Verizon really does have the fastest 5G in the world, or at least it is allowed to make that claim through its advertising, according to an advertising standards ruling this week.
Arch-rival AT&T complained about the “Fastest 5G in the World” claim made by Verizon in advertising to promote its 5G Ultra Wideband service. The telco put its case to the National Advertising Division (NAD) of BBB National Programs, a service designed to ensure truthfulness in advertising across the US by offering independent self-regulation and dispute resolution services. The NAD came down on the side of Verizon though.
Interestingly, AT&T did not dispute Verizon’s speed claims as such, nor that Verizon was unclear in its messaging that the ‘fastest in the world’ slogan referred only to its 5G Ultra Wideband service. The NAD’s investigation centred more on the availability of that UWB offer.
“In this proceeding, NAD considered whether consumers’ ability to connect to Verizon’s 5G Ultra Wideband 0.5% of the time rendered the comparative speed claim of so little consumer relevance as to warrant precluding Verizon from making the claim,” it said, in a statement.
Or to put it another way, with both availability and usage of the 5G UWB network being so low, NAD questioned whether it was perhaps inappropriate for Verizon to trumpet its speed prowess.
However, NAD decided that in the context of its time – the investigation related to advertising and 5G usage from October last year, and six months is a long time when you’re talking about the rollout of a new generation of mobile technology – Verizon’s ads were valid. It cited an OpenSignal report as proof that by October last year customers with 5G phones in parts of 55 cities could connect to Verizon’s mmWave service and therefore by definition access the fastest 5G in the world.
The fact that customers only accessed the UWB network 0.5% of the time must be considered against overall 5G usage, and back in October 5G smartphone owners still spent the vast majority of their time connected to older technology; overall 5G usage was only 21.4%, the NAD said.

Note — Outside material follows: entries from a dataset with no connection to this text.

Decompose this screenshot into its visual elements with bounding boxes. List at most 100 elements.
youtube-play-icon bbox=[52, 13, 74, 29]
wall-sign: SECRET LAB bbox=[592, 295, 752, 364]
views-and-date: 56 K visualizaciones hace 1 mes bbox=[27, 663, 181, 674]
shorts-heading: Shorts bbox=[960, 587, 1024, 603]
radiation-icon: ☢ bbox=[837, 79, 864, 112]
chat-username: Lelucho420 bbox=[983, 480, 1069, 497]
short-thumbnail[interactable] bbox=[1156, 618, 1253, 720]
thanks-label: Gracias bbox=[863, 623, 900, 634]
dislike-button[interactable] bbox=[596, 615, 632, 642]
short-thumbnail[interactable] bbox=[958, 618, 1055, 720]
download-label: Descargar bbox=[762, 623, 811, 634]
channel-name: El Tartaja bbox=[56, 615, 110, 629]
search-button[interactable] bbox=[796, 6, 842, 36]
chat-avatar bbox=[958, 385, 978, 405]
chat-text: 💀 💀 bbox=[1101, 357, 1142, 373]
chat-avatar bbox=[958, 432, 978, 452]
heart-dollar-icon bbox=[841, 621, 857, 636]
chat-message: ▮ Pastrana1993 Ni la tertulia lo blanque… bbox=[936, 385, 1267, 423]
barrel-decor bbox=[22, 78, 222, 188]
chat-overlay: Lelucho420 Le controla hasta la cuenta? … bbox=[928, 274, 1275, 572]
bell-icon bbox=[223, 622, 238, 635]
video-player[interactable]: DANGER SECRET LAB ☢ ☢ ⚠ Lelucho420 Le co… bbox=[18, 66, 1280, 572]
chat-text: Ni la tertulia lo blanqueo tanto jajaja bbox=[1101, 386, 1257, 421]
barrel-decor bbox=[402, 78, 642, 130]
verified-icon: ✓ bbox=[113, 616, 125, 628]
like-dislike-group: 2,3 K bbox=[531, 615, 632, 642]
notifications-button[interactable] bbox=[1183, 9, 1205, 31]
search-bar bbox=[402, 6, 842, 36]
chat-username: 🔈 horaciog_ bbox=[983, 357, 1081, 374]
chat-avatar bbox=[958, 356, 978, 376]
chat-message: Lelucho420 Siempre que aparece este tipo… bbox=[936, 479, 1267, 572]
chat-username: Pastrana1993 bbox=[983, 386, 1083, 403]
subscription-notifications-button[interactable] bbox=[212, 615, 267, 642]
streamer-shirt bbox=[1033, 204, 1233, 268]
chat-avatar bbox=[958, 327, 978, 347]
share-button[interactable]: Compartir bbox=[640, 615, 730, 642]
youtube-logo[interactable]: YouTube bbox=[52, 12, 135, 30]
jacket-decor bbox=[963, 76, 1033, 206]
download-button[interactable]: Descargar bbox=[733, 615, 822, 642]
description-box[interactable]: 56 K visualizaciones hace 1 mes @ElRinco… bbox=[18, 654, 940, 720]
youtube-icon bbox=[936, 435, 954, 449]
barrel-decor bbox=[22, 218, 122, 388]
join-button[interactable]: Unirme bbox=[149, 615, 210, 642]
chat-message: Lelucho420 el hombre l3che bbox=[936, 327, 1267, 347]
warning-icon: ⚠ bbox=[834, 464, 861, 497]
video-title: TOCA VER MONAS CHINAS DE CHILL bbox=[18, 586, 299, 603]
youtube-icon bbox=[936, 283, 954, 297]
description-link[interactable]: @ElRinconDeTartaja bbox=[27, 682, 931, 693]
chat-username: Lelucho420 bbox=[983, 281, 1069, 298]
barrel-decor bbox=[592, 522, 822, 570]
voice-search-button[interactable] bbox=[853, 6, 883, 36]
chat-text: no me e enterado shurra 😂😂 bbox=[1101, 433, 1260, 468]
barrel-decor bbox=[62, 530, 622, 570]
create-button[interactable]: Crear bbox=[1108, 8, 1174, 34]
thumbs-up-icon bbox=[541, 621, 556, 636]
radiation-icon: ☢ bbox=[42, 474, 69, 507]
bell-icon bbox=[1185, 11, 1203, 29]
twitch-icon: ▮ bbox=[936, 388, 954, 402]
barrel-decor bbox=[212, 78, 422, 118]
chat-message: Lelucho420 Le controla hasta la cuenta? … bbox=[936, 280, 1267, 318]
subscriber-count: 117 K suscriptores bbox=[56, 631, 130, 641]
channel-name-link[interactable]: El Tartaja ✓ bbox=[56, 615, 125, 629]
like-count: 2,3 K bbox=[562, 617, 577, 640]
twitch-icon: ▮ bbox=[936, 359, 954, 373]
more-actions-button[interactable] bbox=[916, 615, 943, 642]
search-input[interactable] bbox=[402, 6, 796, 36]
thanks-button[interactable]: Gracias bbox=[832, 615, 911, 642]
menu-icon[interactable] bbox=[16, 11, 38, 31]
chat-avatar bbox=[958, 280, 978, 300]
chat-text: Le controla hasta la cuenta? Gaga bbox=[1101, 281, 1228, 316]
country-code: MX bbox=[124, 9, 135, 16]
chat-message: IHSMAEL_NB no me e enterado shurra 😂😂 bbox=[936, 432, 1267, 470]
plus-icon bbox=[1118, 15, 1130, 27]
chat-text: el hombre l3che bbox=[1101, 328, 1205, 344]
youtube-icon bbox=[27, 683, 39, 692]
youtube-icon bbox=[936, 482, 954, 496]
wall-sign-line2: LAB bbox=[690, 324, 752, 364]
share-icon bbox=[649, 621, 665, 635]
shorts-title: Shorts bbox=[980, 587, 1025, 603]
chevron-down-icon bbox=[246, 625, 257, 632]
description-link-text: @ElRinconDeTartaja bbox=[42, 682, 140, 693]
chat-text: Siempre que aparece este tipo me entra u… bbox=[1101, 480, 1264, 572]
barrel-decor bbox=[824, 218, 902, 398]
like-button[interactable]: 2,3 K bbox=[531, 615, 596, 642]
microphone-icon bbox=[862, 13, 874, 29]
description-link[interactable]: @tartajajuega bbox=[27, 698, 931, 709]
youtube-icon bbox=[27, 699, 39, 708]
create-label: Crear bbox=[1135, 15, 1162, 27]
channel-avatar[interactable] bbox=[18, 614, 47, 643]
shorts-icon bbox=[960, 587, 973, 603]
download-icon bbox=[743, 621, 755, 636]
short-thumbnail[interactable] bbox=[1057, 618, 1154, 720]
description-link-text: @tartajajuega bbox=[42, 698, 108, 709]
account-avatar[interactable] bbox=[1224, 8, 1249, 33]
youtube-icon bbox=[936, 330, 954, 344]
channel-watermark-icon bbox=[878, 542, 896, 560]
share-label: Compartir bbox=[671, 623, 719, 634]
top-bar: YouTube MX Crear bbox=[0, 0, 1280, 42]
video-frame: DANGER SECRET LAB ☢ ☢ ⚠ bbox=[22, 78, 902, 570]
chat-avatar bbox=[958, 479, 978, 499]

As such, it dismissed the idea that Verizon’s fastest in the world claim was invalid due to low usage. Further, it noted that Verizon did a good job of making it clear in the disputed advertising that the claim referred only to its UWB network and that that network had limited availability.
The NAD threw AT&T a bone regarding its concern that the launch of Verizon’s 5G low-band service – not the fastest in the world – could cause confusion, with customers having difficulty distinguishing between the two types of network. However, it merely advised Verizon to tread carefully with future advertising and make it clear that only the UWB infrastructure is the fastest in the world.
“[Verizon is] pleased that NAD found the claim Verizon 5G Ultra Wideband is the ‘Fastest 5G in the World’ to be truthful and accurate,” Verizon said in a statement shared by the NAD.
But to be fair, that statement is itself not wholly accurate. The NAD did not investigate Verizon’s actual speed claims and who knows, there may be some Koreans with something to say about that.